Havia um único arquivo, datado de dois dias antes do meu casamento.

A voz de Henrique surgiu:

— Larissa, se André finalmente tiver coragem de mostrar este arquivo, significa que meu tempo acabou.

André ficou imóvel.

A gravação continuou:

— Maurício acredita que desviou oito milhões da Fundação Monteiro. Está errado. Eu alterei a rota de parte das transferências quando descobri o esquema. O dinheiro foi preservado numa conta judicial preparada para ser devolvida.

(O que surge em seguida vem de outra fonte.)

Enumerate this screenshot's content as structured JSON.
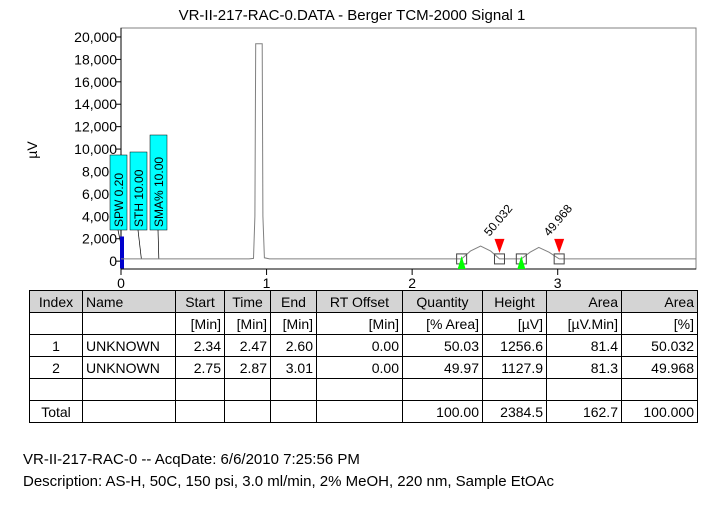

Meu pai respirou aliviado pela primeira vez.

Mas Henrique continuou:

— Isso não inocenta Maurício. E não me inocenta.

Depois veio uma pausa.

— Existe uma última coisa que Larissa precisa saber. A fortuna de Luísa não foi a razão principal para eu acompanhar sua vida.

Meu coração acelerou.

— Quando Larissa nasceu, Luísa já estava doente. Ela me fez prometer que protegeria a menina porque acreditava que Maurício algum dia voltaria.

Outra pausa.

— Mas eu descobri tarde demais que Maurício não estava interessado apenas na herança.

Olhei para Eduardo.

Ele parecia não saber.

A voz prosseguiu:

— Dentro do arquivo há um exame antigo. Ele explica por quê.

Encontramos um envelope no fundo do cofre.

Meu nome estava escrito nele.

Abri.

Era um exame de DNA realizado quando eu era bebê.

Li os nomes uma vez.

Depois outra.

Minha mãe aproximou-se.

— Larissa?

Eu não conseguia responder.

O exame comparava meu material genético ao de Renato Monteiro.

Probabilidade de paternidade: 0%.

Meu pai cambaleou para trás.

— Não.

Minha mãe ficou branca.

— Isso é impossível.

Continuei olhando para o papel.

Havia uma segunda página.

Outro homem havia sido testado.

Dessa vez, a probabilidade ultrapassava 99,9%.

Minha mãe viu o nome antes que eu conseguisse pronunciá-lo.

E soltou um grito abafado.

O homem indicado pelo exame como meu pai biológico era Maurício Ferraz.